The pocket of Doraemon: many tools
Project description
Doraemon
Doraemon is a tool kit.
- Google Knowledge Graph [Deprecated]
- Google Translator
- Dianping [Deprecated] # 大众点评
- QQ music lyrics
- whois
- NetEase music comments
- Parse domain name to IP (in batch)
Tools
1. Robust Requests
from Doraemon import requests_dora
url = "https://www.baidu.com"
headers = requests_dora.get_default_headers()
headers["User-Agent"] = requests_dora.get_random_user_agent()
def get_proxies():
proxy_str = "127.0.0.1:1080"
proxies = {"http": "http://%s" % proxy_str,
"https": "http://%s" % proxy_str, }
return proxies
# max_times, get_proxies_fun, and invoked_by are optional parameters, others are the same as the requests.get() and requests.post()
res1 = requests_dora.try_best_2_get(url, max_times=5, get_proxies_fun=get_proxies, invoked_by="parent_fun_name")
res2 = requests_dora.try_best_2_post(url, max_times=5, get_proxies_fun=get_proxies)
print(res1.status_code)
print(res2.status_code)
2. Proxy Kit
from Doraemon import proxies_dora
proxies1 = proxies_dora.get_proxies("127.0.0.1:223") # get a self-defined proxies dict
proxies2 = proxies_dora.get_data5u_proxies("your data5u api key") # input api key for crawling, get a proxies dict
pool = [
"127.0.0.1:233",
"123.123.123.123:123",
"...",
]
proxies_dora.set_pool(pool) # set a self-defined proxy pool
proxies3 = proxies_dora.get_proxies_fr_pool() # get a proxies dict from the pool
loc_info1 = proxies_dora.loc_proxy_ipv4(proxies1) # get location info of a given proxy, ipv4 only
loc_info2 = proxies_dora.loc_proxy(proxies2) # get location info of a given proxy, for both ipv4 and ipv6
3. User-friendly Chrome
from Doraemon import chrome_dora
proxy = "127.0.0.1:1080"
baidu_url = "https://www.baidu.com"
# no_images: do not load images(response more quickly)

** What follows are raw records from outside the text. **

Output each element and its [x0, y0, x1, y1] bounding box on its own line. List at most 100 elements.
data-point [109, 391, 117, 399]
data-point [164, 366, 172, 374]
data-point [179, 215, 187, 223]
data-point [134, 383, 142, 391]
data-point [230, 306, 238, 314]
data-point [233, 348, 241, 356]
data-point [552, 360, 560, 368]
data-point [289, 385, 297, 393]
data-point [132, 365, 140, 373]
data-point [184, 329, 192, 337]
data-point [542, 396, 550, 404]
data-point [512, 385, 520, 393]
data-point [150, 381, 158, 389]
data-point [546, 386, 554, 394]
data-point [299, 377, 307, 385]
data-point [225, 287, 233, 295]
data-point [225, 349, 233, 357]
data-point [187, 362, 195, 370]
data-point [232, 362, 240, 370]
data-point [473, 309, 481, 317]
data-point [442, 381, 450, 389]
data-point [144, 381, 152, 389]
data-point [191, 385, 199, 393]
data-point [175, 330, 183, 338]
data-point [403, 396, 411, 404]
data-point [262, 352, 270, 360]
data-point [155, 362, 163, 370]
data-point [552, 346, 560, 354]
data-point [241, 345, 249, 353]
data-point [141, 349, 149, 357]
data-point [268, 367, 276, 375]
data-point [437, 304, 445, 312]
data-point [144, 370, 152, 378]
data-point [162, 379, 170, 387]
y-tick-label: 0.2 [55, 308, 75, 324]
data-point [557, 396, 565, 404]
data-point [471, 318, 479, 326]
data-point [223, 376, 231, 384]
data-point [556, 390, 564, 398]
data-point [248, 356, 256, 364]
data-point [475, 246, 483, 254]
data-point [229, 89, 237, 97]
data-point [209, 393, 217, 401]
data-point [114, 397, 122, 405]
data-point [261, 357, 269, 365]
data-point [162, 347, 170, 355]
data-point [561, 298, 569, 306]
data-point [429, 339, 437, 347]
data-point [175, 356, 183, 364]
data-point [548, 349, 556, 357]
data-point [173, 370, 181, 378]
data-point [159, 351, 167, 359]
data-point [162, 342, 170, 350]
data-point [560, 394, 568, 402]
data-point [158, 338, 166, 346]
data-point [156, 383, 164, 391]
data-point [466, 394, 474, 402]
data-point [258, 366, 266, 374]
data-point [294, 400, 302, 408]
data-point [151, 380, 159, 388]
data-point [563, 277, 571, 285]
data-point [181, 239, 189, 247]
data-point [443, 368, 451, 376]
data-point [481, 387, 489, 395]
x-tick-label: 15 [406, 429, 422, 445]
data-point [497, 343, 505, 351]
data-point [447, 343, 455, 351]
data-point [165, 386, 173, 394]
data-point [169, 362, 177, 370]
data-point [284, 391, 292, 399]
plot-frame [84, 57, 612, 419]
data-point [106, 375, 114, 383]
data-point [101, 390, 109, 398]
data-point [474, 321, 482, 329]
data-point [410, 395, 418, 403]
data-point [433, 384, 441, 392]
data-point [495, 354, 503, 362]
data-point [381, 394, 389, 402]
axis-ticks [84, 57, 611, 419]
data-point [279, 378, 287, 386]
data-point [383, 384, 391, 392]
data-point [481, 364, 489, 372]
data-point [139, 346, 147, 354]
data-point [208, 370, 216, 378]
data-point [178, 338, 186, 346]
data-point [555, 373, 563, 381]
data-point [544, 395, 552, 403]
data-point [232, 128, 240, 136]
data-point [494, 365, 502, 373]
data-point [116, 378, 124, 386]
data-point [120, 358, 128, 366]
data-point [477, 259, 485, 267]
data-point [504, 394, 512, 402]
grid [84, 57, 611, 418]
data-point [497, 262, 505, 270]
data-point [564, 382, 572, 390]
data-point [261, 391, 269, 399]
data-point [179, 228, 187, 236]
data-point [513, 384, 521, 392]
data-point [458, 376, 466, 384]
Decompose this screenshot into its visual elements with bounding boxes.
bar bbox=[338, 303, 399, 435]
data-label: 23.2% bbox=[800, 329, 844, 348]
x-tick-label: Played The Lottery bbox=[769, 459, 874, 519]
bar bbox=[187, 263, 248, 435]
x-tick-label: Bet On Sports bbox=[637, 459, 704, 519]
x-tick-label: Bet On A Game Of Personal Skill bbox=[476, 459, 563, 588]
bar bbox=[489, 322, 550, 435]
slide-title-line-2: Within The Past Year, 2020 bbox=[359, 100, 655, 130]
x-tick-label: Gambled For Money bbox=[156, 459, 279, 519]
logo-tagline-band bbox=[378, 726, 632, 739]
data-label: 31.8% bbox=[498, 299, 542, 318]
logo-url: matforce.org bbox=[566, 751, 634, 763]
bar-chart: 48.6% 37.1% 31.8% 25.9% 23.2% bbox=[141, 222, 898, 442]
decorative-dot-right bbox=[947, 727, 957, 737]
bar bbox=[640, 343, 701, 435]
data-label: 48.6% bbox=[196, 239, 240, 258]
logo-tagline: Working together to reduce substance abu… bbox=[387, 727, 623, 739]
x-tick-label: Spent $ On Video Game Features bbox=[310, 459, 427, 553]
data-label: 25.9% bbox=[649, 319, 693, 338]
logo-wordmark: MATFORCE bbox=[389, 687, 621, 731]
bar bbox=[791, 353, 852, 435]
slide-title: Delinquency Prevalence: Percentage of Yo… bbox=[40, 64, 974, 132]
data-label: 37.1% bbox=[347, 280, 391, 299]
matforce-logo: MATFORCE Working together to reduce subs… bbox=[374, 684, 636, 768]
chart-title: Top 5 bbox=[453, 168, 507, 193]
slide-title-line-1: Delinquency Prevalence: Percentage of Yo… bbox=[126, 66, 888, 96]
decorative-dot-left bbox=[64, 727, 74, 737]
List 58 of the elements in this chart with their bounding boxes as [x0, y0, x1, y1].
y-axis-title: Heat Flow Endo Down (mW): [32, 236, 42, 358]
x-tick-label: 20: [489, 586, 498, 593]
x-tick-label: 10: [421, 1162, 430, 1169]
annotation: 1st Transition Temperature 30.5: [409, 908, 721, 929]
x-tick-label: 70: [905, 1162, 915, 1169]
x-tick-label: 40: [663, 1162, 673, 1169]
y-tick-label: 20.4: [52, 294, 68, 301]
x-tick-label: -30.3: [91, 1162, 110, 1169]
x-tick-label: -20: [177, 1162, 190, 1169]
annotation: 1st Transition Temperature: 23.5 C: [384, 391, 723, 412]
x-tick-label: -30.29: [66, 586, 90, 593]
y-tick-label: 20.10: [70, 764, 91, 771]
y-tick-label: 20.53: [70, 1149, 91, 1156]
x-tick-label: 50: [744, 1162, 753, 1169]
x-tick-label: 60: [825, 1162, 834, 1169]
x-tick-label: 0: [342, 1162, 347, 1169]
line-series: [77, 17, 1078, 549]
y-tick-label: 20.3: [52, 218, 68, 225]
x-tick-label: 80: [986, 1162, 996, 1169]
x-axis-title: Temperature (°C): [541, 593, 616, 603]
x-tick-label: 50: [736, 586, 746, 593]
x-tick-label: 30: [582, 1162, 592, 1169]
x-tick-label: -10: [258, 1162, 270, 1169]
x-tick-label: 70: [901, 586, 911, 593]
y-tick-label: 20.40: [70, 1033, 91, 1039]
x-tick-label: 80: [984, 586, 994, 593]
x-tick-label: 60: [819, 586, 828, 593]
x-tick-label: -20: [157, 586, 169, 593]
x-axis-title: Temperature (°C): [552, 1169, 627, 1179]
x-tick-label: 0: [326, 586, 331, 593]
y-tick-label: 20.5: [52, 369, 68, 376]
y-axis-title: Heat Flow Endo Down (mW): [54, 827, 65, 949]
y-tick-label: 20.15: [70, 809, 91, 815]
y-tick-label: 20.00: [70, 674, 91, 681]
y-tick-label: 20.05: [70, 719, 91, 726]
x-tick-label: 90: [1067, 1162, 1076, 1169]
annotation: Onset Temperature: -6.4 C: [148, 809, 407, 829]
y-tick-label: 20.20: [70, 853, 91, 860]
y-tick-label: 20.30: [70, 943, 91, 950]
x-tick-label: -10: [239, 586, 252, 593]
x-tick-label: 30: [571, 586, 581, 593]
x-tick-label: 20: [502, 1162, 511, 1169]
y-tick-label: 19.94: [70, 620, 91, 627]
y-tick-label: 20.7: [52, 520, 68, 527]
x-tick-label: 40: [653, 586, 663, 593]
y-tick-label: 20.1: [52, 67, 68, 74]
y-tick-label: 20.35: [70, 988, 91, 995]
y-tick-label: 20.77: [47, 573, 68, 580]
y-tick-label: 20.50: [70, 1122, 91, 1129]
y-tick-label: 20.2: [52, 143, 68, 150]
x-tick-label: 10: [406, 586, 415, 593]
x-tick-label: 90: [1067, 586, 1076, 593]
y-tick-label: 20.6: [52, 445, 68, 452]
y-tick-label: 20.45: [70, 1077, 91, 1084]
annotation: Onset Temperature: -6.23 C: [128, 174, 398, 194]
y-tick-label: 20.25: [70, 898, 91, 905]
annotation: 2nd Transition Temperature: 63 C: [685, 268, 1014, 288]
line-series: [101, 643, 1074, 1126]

# headless: make the chrome invisible
# proxy: set if you need
# they are all optional
chrome = chrome_dora.MyChrome(headless=False, proxy="127.0.0.1:1080", no_images=True)
chrome.get(baidu_url)
print(chrome.page_source)
Crawlers
1. Google Knowledge Graph [Deprecated]
from Doraemon import google_KG
def get_proxies():
proxy_str = "127.0.0.1:1080"
proxies = {"http": "http://%s" % proxy_str,
"https": "http://%s" % proxy_str, }
return proxies
res = google_KG.get_entity("alibaba", get_proxies_fun=get_proxies)
print(res)
2. Google Translator
from Doraemon import google_translator, proxies_dora
def get_proxies():
proxy_str = "127.0.0.1:1080"
proxies = {"http": "http://%s" % proxy_str,
"https": "http://%s" % proxy_str, }
return proxies
ori_text = "中华民国"
# sl, tl and get_proxies_fun are optional, the default values are "auto", "en", None
res1 = google_translator.trans(ori_text,sl="auto", tl="zh-TW", get_proxies_fun=get_proxies)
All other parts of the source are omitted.